What followed was 25 days of ICU, with the first eight spent in the Covid ICU - a place most people were not making it out of. I remember being on a bed round the clock, in a daze of fluorescent lights, faceless saviours in PPE suits, hallucinations, wired to noisy machines which were my lifelines. I saw and heard fellow patients dying. I had no sense of time or day, hope or despair. I was alone. No family was allowed. I blocked myself mentally from all my surroundings because what I saw there wasn't going to keep me strong. I turned negative a week later and was moved out of COVID ICU to general ICU for the next 17 days. While the major battle was won, many minor battles were to follow, each one potentially fatal. There were many moments where I was on the brink of not surviving despite being Covid negative. One of those would have been written off as 'died of Covid complications'.
I remember two distinctive moments when it got difficult for me to convince myself that I would get through. Once, when I got to know I had developed Sepsis and then when I had a nasal bleed and my platelets were plummeting. was going into acute thrombocytopenia. Platelets were arranged for transfusion. Doctors were trying, but for them, too, it was a new disease, they were trying their best. My family and concerned colleagues stood by me each moment.

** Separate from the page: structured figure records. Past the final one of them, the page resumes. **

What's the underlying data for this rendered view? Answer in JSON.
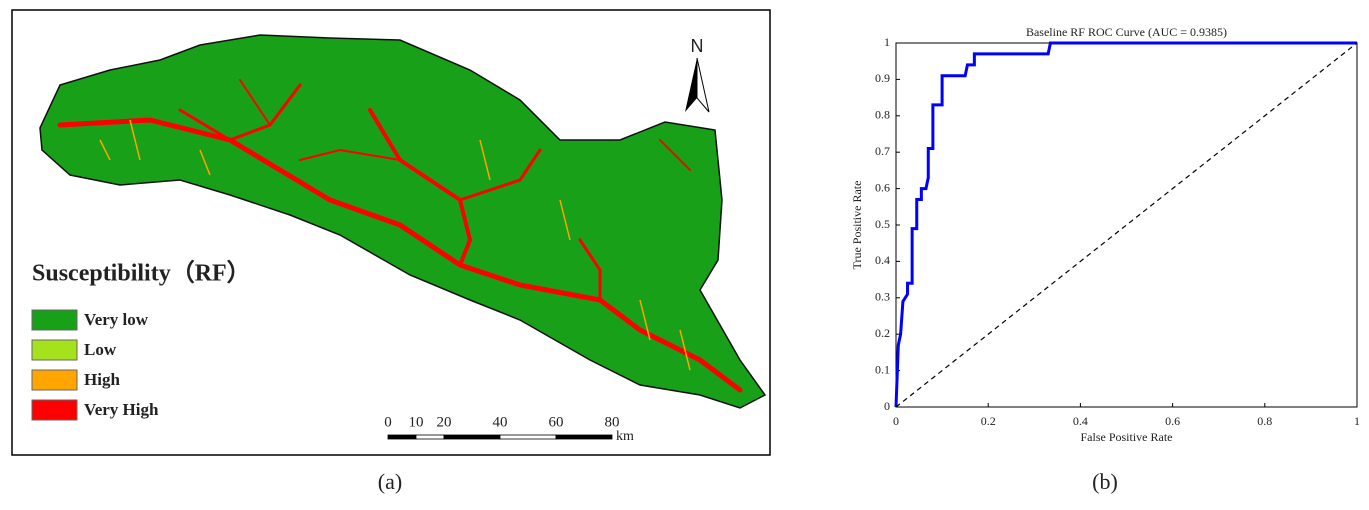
{
  "map_panel": {
    "legend_title": "Susceptibility（RF）",
    "legend": [
      {
        "label": "Very low",
        "color": "#18a018"
      },
      {
        "label": "Low",
        "color": "#a6e21c"
      },
      {
        "label": "High",
        "color": "#ffa500"
      },
      {
        "label": "Very High",
        "color": "#ff0000"
      }
    ],
    "north": "N",
    "scale_bar": {
      "ticks": [
        0,
        10,
        20,
        40,
        60,
        80
      ],
      "unit": "km"
    },
    "caption": "(a)"
  },
  "chart_data": {
    "type": "line",
    "title": "Baseline RF ROC Curve (AUC = 0.9385)",
    "x_label": "False Positive Rate",
    "y_label": "True Positive Rate",
    "series": [
      {
        "color": "#0000ff",
        "x": [
          0,
          0.005,
          0.01,
          0.015,
          0.025,
          0.025,
          0.035,
          0.035,
          0.045,
          0.045,
          0.055,
          0.055,
          0.065,
          0.07,
          0.07,
          0.08,
          0.08,
          0.1,
          0.1,
          0.15,
          0.155,
          0.17,
          0.17,
          0.33,
          0.335,
          1
        ],
        "values": [
          0,
          0.17,
          0.2,
          0.29,
          0.31,
          0.34,
          0.34,
          0.49,
          0.49,
          0.57,
          0.57,
          0.6,
          0.6,
          0.63,
          0.71,
          0.71,
          0.83,
          0.83,
          0.91,
          0.91,
          0.94,
          0.94,
          0.97,
          0.97,
          1,
          1
        ],
        "dashed": false
      },
      {
        "color": "#000000",
        "x": [
          0,
          1
        ],
        "values": [
          0,
          1
        ],
        "dashed": true
      }
    ],
    "xlim": [
      0,
      1
    ],
    "ylim": [
      0,
      1
    ],
    "xticks": [
      0,
      0.2,
      0.4,
      0.6,
      0.8,
      1
    ],
    "yticks": [
      0,
      0.1,
      0.2,
      0.3,
      0.4,
      0.5,
      0.6,
      0.7,
      0.8,
      0.9,
      1
    ],
    "caption": "(b)"
  }
}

After almost four weeks of the ICU ordeal, I was back home and for the initial few months, the struggle continued. Covid had done its damage. Each day was a struggle. I spent almost four months on steroids and ever since have been deconditioning my body to get all my markers and clinical parameters back within the acceptable range. Nine months later, that hasn't happened but I have come a long way for sure.
So please wear a mask. Properly. Take care of yourself and your family. Take it from someone who after a rebirth after a nine-month ordeal is still struggling daily but is so grateful to be here.
(Shashank Singh is Senior Output Editor and Anchor, NDTV)
Disclaimer: These are the personal opinions of the author.